Cheyenne city officials say the purchase of a specially trained "goose dog" about a year ago has essentially solved the problem of too many geese in city parks.

City Assistant Parks and Recreation Director Brandon Peterson says over 200 geese used to inhabit Holliday Park and over 60 of the birds used to live at the Airport Golf Course. The birds raised sanitary concerns because of widespread goose feces in the parks, and residents commonly reported the birds acted aggressively towards park visitors, hissing at them and frightening children and others.

City officials had tried an egg addling program (rendering the goose eggs infertile), using loud noises to frighten the birds and a variety of other approaches, none of which were successful.

Ticketing and fining people for feeding the birds also had little impact.

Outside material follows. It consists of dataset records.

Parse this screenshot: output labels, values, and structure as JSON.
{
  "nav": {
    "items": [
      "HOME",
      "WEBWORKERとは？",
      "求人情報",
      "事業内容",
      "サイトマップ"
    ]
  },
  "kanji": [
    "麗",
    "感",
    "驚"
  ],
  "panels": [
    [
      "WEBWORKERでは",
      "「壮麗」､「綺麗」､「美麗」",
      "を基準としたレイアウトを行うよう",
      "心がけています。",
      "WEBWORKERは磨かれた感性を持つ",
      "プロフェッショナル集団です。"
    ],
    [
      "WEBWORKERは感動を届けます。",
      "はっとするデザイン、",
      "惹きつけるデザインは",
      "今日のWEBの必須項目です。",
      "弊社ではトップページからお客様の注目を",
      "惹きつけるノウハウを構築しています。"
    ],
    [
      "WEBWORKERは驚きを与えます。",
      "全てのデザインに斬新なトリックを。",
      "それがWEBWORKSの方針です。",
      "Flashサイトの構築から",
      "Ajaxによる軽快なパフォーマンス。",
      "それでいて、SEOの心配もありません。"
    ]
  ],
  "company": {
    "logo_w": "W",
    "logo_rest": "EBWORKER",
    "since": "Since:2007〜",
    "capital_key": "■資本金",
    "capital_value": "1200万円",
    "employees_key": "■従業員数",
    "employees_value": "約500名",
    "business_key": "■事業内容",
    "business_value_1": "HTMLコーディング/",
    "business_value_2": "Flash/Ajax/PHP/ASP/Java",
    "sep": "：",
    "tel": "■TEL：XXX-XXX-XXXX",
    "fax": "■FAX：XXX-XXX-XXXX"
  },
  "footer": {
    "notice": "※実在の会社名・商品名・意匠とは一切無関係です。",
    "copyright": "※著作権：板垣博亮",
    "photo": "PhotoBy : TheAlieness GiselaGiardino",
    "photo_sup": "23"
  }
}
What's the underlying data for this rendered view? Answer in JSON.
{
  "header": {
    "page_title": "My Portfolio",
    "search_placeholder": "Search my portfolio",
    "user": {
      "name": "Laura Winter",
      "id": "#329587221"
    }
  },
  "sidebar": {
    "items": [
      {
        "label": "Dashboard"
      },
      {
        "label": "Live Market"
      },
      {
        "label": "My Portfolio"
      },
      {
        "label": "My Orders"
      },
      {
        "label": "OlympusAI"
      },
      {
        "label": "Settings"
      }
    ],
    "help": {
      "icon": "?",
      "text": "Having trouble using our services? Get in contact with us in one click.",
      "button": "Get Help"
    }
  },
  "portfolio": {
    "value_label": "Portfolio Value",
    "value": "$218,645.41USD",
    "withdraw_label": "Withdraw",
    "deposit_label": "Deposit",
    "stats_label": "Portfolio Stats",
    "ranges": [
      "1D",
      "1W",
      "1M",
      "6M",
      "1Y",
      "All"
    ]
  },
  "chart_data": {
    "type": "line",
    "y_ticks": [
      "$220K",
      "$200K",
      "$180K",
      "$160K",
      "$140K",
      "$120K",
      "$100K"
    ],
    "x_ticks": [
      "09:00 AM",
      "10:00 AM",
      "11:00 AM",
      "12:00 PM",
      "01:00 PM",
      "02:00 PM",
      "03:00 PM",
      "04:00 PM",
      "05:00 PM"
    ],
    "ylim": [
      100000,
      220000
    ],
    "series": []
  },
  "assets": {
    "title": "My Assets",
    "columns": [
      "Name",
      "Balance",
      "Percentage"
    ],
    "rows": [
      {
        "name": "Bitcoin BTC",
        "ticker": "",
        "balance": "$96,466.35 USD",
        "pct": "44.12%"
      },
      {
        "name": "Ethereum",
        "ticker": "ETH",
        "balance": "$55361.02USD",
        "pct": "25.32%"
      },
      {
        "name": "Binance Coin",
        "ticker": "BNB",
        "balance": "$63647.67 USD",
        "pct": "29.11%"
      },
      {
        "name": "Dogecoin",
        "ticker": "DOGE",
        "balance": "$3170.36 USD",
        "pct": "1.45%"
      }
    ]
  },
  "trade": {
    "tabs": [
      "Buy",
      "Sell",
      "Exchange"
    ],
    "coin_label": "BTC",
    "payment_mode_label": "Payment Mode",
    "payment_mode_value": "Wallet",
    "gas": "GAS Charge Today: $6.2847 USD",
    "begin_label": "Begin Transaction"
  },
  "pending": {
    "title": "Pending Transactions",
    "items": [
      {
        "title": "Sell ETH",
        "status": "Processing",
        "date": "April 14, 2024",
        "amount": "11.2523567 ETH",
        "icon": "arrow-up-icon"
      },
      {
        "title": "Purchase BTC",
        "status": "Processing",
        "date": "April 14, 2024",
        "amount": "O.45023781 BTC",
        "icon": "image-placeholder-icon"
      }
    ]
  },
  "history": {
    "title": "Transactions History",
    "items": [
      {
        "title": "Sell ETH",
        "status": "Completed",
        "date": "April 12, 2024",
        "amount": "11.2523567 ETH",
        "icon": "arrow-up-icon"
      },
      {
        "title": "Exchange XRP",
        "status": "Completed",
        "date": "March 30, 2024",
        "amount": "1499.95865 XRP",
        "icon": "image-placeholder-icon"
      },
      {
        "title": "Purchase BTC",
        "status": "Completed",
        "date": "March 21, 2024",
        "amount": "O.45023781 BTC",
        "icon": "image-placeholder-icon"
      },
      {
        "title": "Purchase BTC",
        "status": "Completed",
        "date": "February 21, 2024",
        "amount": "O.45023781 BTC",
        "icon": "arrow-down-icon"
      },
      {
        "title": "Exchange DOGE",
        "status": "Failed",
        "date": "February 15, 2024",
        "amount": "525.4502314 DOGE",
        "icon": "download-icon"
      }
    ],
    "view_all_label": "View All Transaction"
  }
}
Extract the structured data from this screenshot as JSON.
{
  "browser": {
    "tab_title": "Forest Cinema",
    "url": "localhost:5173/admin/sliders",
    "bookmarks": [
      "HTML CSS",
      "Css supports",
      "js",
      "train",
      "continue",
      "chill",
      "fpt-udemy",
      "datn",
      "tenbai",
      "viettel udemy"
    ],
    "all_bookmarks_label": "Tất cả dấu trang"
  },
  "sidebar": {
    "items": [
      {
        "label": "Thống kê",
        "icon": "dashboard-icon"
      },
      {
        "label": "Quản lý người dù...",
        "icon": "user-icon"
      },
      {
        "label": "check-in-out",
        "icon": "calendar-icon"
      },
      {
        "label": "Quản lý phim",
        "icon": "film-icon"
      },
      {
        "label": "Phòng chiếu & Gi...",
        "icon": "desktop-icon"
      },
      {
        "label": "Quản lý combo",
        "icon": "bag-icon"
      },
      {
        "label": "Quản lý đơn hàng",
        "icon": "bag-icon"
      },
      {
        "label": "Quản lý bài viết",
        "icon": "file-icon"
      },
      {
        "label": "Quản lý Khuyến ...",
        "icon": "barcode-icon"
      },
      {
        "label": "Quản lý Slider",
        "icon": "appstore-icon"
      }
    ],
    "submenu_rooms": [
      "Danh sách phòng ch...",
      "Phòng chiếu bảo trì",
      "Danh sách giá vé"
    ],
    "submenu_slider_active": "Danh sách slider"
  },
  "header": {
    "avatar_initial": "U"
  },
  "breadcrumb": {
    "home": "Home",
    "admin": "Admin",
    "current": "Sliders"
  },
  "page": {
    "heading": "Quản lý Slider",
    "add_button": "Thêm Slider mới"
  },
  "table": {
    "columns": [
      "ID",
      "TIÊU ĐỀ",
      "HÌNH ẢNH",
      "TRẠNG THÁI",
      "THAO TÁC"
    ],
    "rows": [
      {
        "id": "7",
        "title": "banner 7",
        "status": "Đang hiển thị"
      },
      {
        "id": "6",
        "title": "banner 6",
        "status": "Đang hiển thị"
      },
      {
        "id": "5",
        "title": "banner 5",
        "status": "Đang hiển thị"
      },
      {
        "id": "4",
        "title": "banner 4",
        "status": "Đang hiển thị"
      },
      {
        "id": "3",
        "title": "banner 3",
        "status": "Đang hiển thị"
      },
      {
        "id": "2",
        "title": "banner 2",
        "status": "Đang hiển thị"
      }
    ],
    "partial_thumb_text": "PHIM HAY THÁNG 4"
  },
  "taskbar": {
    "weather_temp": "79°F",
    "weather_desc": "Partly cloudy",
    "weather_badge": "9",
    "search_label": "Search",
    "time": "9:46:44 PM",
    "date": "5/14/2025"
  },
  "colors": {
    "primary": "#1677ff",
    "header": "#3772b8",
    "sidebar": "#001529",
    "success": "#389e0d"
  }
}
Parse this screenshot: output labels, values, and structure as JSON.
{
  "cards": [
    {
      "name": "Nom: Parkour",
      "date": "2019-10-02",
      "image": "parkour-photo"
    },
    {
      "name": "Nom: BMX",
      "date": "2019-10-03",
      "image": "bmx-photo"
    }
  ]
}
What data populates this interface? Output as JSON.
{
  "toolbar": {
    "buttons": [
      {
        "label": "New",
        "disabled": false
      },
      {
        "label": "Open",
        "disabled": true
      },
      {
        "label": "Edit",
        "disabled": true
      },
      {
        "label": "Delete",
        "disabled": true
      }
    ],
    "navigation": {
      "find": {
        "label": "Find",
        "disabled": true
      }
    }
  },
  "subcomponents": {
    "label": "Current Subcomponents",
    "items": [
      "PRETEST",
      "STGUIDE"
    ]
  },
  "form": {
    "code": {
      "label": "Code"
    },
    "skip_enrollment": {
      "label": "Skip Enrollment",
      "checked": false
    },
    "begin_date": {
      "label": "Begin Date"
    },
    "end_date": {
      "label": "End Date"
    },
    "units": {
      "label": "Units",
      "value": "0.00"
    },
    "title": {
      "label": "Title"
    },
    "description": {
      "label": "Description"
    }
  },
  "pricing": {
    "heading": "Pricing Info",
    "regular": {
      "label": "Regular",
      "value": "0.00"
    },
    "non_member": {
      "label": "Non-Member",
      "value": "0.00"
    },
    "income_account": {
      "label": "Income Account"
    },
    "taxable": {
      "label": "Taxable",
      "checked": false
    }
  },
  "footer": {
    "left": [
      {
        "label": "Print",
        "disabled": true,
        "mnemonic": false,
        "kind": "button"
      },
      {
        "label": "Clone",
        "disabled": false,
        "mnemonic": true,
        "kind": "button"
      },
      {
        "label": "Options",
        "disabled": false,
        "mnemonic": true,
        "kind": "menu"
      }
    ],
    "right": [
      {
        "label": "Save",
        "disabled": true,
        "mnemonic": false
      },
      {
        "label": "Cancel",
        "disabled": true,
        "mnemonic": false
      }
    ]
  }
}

Because Canada geese can live for over 35 years and many of the birds had inhabited the parks for many years the problem seemed to defy solution.

But the city spent $6,000 on Flo, a specially trained "goose dog" about a year ago. Flo is trained to mimic the actions of the arctic fox, the main predator of Canada geese, frightening, but not killing the geese.

Peterson says Flo has essentially solved the problem, reducing the goose population in Holliday Park and the Airport Golf to a couple of pairs or so each.

City officials held a news conference on Tuesday to showcase Flo and the technique she has used to all but eliminate the birds from city property.

Peterson says Flo regularly makes the rounds of city parks and properties, but because she has done her job so well there are few geese to chase away anymore.